Protocol Buffer Development

# Generate protobuf code
cd telemetry
protoc --go_out=. --go_opt=paths=source_relative proto/telemetry.proto

# The generated code is already included in the repository

Build from Source

# Build telemetry server
cd telemetry/server
go build -o telemetry-server .

# Build SeaweedFS with telemetry support
cd ../..
go build -o weed ./weed

Testing

# Test telemetry server
cd telemetry/server
go test ./...

# Test protobuf communication (requires protobuf tools)
# See telemetry client code for examples

Grafana Dashboard

The included Grafana dashboard provides:

  • Overview: Total and active clusters, version distribution
  • Resource Usage: Volume servers and disk usage over time
  • Infrastructure: Operating system distribution and server counts
  • Growth Trends: Historical growth patterns

Custom Queries

# Total active clusters
seaweedfs_telemetry_active_clusters

# Disk usage by version
sum by (version) (seaweedfs_telemetry_disk_bytes)

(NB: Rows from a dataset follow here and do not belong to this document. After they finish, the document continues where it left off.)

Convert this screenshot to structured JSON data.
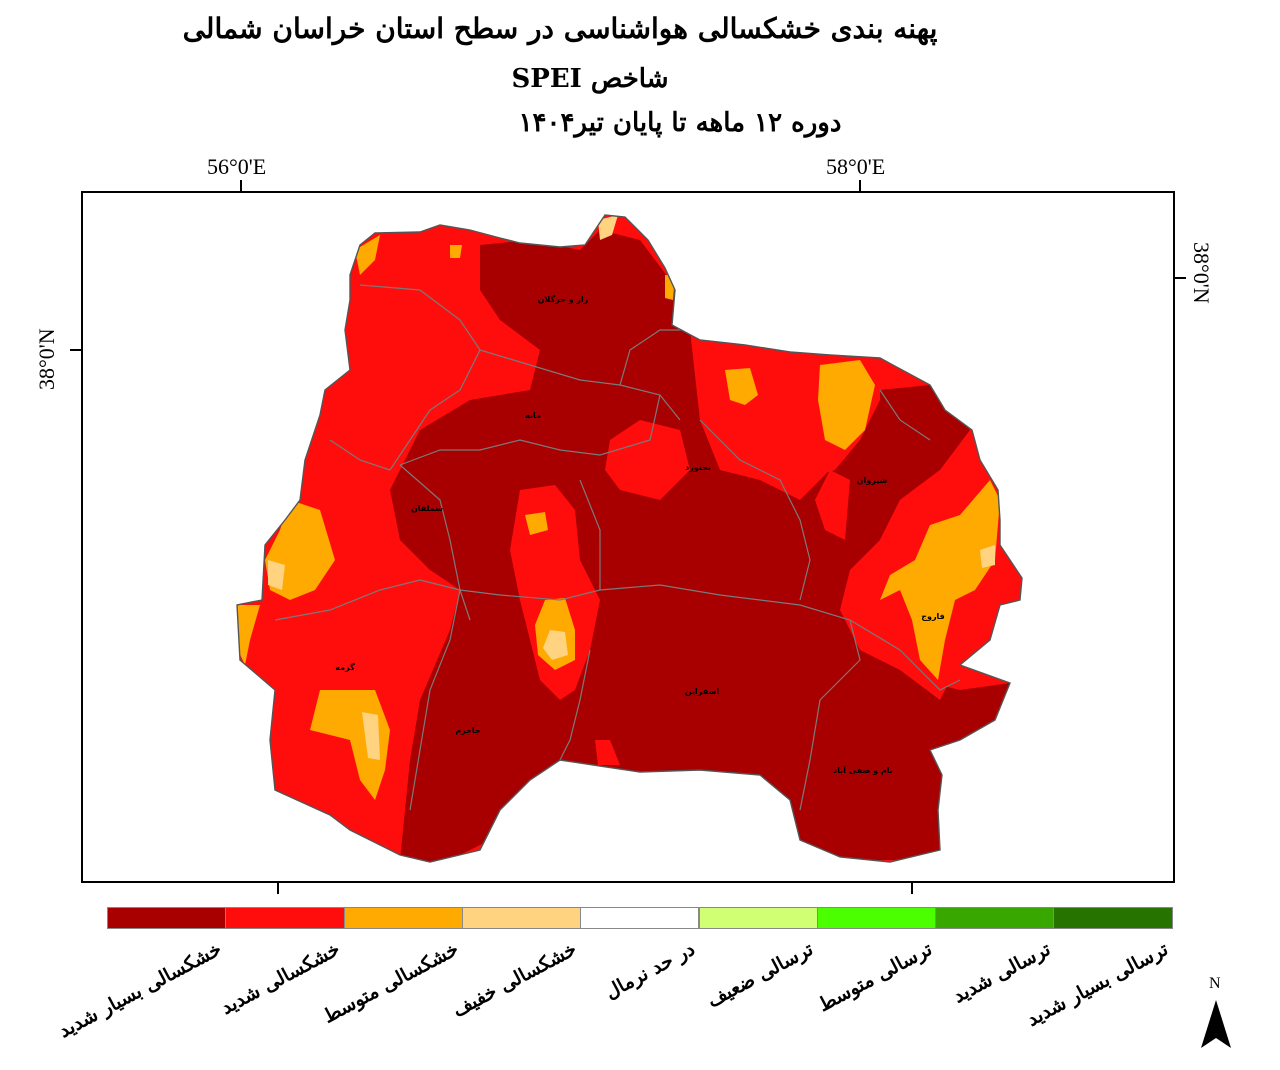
{
  "title": {
    "line1": "پهنه بندی خشکسالی هواشناسی در سطح استان خراسان شمالی",
    "line2": "شاخص SPEI",
    "line3": "دوره ۱۲ ماهه تا پایان تیر۱۴۰۴"
  },
  "grid_labels": {
    "lon_left_top": "56°0'E",
    "lon_right_top": "58°0'E",
    "lat_left": "38°0'N",
    "lat_right": "38°0'N"
  },
  "cities": [
    {
      "name": "راز و جرگلان"
    },
    {
      "name": "مانه"
    },
    {
      "name": "بجنورد"
    },
    {
      "name": "شیروان"
    },
    {
      "name": "سملقان"
    },
    {
      "name": "فاروج"
    },
    {
      "name": "گرمه"
    },
    {
      "name": "جاجرم"
    },
    {
      "name": "اسفراین"
    },
    {
      "name": "بام و صفی آباد"
    }
  ],
  "legend": [
    {
      "label": "خشکسالی بسیار شدید",
      "color": "#a80000"
    },
    {
      "label": "خشکسالی شدید",
      "color": "#ff0d0d"
    },
    {
      "label": "خشکسالی متوسط",
      "color": "#ffaa00"
    },
    {
      "label": "خشکسالی خفیف",
      "color": "#ffd37f"
    },
    {
      "label": "در حد نرمال",
      "color": "#ffffff"
    },
    {
      "label": "ترسالی ضعیف",
      "color": "#d1ff73"
    },
    {
      "label": "ترسالی متوسط",
      "color": "#4cff00"
    },
    {
      "label": "ترسالی شدید",
      "color": "#38a800"
    },
    {
      "label": "ترسالی بسیار شدید",
      "color": "#267300"
    }
  ],
  "north_arrow": {
    "label": "N",
    "icon": "north-arrow-icon"
  }
}
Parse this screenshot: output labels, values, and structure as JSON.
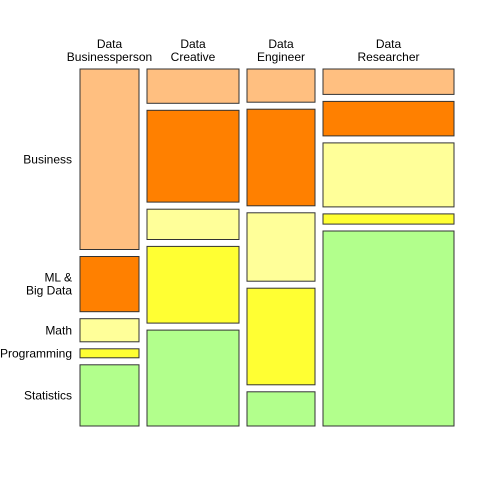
{
  "chart_data": {
    "type": "mosaic",
    "title": "",
    "columns": [
      {
        "label": "Data\nBusinessperson",
        "width": 59
      },
      {
        "label": "Data\nCreative",
        "width": 92
      },
      {
        "label": "Data\nEngineer",
        "width": 68
      },
      {
        "label": "Data\nResearcher",
        "width": 131
      }
    ],
    "rows": [
      {
        "label": "Business",
        "color": "#FFBF80"
      },
      {
        "label": "ML &\nBig Data",
        "color": "#FF8000"
      },
      {
        "label": "Math",
        "color": "#FFFF99"
      },
      {
        "label": "Programming",
        "color": "#FFFF33"
      },
      {
        "label": "Statistics",
        "color": "#B2FF8C"
      }
    ],
    "proportions": [
      [
        180,
        55,
        23,
        9,
        61
      ],
      [
        34,
        91,
        30,
        76,
        95
      ],
      [
        33,
        96,
        68,
        96,
        34
      ],
      [
        25,
        34,
        63,
        10,
        192
      ]
    ],
    "row_label_groups": "left"
  }
}
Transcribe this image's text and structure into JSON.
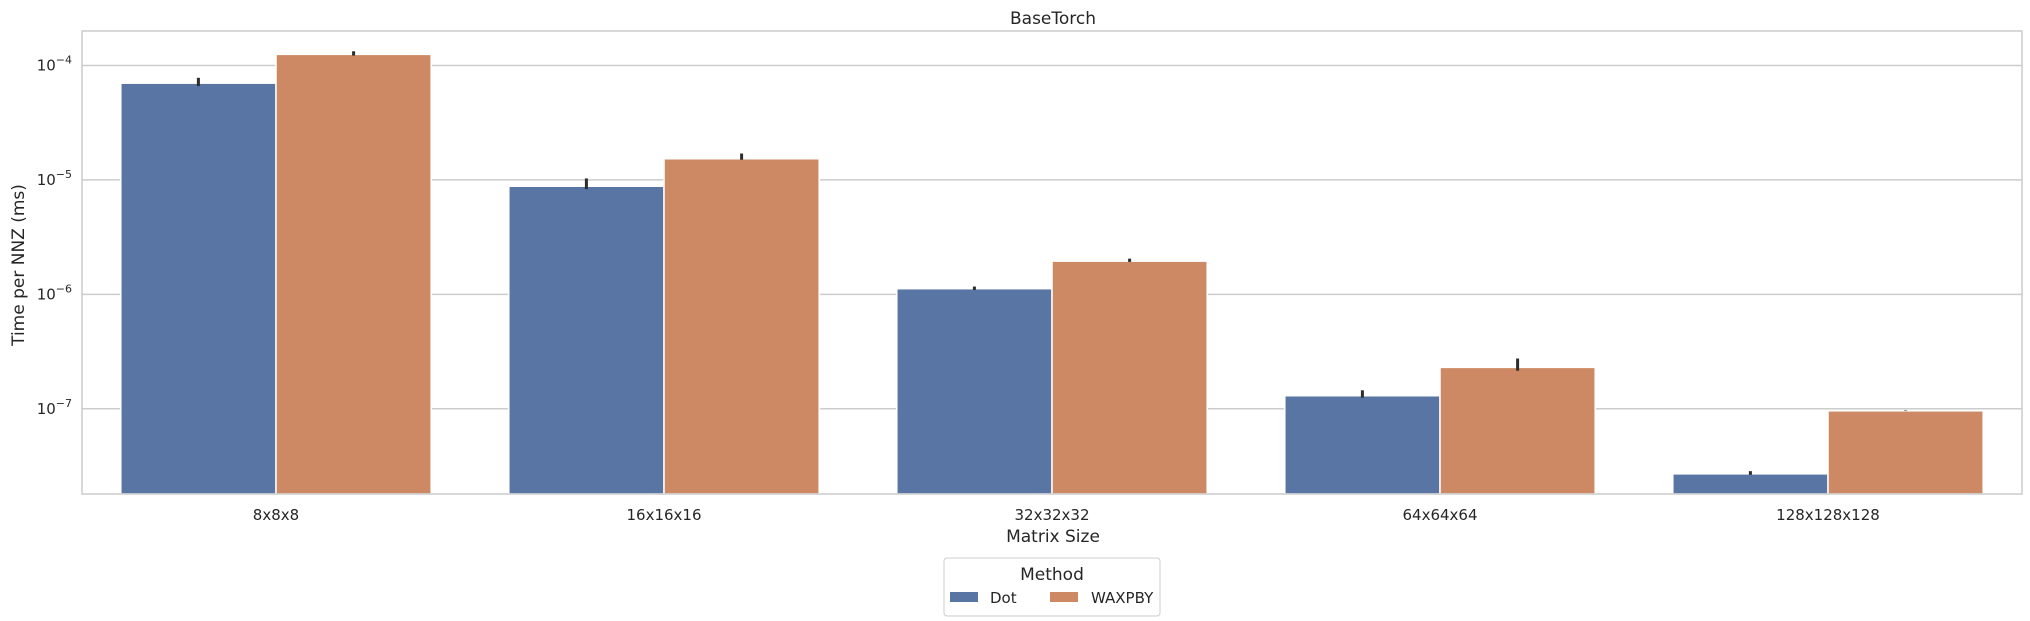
{
  "chart_data": {
    "type": "bar",
    "title": "BaseTorch",
    "xlabel": "Matrix Size",
    "ylabel": "Time per NNZ (ms)",
    "yscale": "log",
    "ylim": [
      1.8e-08,
      0.0002
    ],
    "yticks": [
      {
        "value": 1e-07,
        "base": "10",
        "exp": "−7"
      },
      {
        "value": 1e-06,
        "base": "10",
        "exp": "−6"
      },
      {
        "value": 1e-05,
        "base": "10",
        "exp": "−5"
      },
      {
        "value": 0.0001,
        "base": "10",
        "exp": "−4"
      }
    ],
    "categories": [
      "8x8x8",
      "16x16x16",
      "32x32x32",
      "64x64x64",
      "128x128x128"
    ],
    "series": [
      {
        "name": "Dot",
        "color": "#5875a4",
        "values": [
          7e-05,
          8.8e-06,
          1.12e-06,
          1.3e-07,
          2.7e-08
        ],
        "err_low": [
          6.6e-05,
          8.3e-06,
          1.09e-06,
          1.25e-07,
          2.65e-08
        ],
        "err_high": [
          7.8e-05,
          1.03e-05,
          1.17e-06,
          1.45e-07,
          2.85e-08
        ]
      },
      {
        "name": "WAXPBY",
        "color": "#cc8963",
        "values": [
          0.000125,
          1.53e-05,
          1.95e-06,
          2.3e-07,
          9.6e-08
        ],
        "err_low": [
          0.000122,
          1.5e-05,
          1.92e-06,
          2.15e-07,
          9.6e-08
        ],
        "err_high": [
          0.000133,
          1.7e-05,
          2.05e-06,
          2.75e-07,
          9.7e-08
        ]
      }
    ],
    "legend": {
      "title": "Method",
      "position": "bottom-center"
    },
    "grid": "y"
  }
}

# Volume servers by operating system
sum by (os) (seaweedfs_telemetry_volume_servers)

# Filer servers by version
sum by (version) (seaweedfs_telemetry_filer_count)

# Broker servers across all clusters
sum(seaweedfs_telemetry_broker_count)

# Growth rate (weekly)
increase(seaweedfs_telemetry_total_clusters[7d])

Security Considerations

  • Network Security: Use HTTPS in production environments
  • Access Control: Implement authentication for Grafana and Prometheus
  • Data Retention: Configure appropriate retention policies
  • Monitoring: Monitor the telemetry infrastructure itself

Troubleshooting

Common Issues

SeaweedFS not sending data:

# Check telemetry configuration
weed master -h | grep telemetry

# Verify connectivity
curl -v http://your-telemetry-server:8080/api/collect

Server not receiving data:

# Check server logs
docker-compose logs telemetry-server

# Verify metrics endpoint
curl http://localhost:8080/metrics

Prometheus not scraping:

# Check Prometheus targets
curl http://localhost:9090/api/v1/targets

# Verify configuration
docker-compose logs prometheus

Debugging

# Enable verbose logging in SeaweedFS
weed master -v=2 -telemetry=true

# Check telemetry server metrics
curl http://localhost:8080/metrics | grep seaweedfs_telemetry

# Test data flow
curl http://localhost:8080/api/stats

Contributing

  1. Fork the repository
  2. Create a feature branch
  3. Make your changes
  4. Add tests if applicable
  5. Submit a pull request

License

This telemetry system is part of SeaweedFS and follows the same Apache 2.0 license.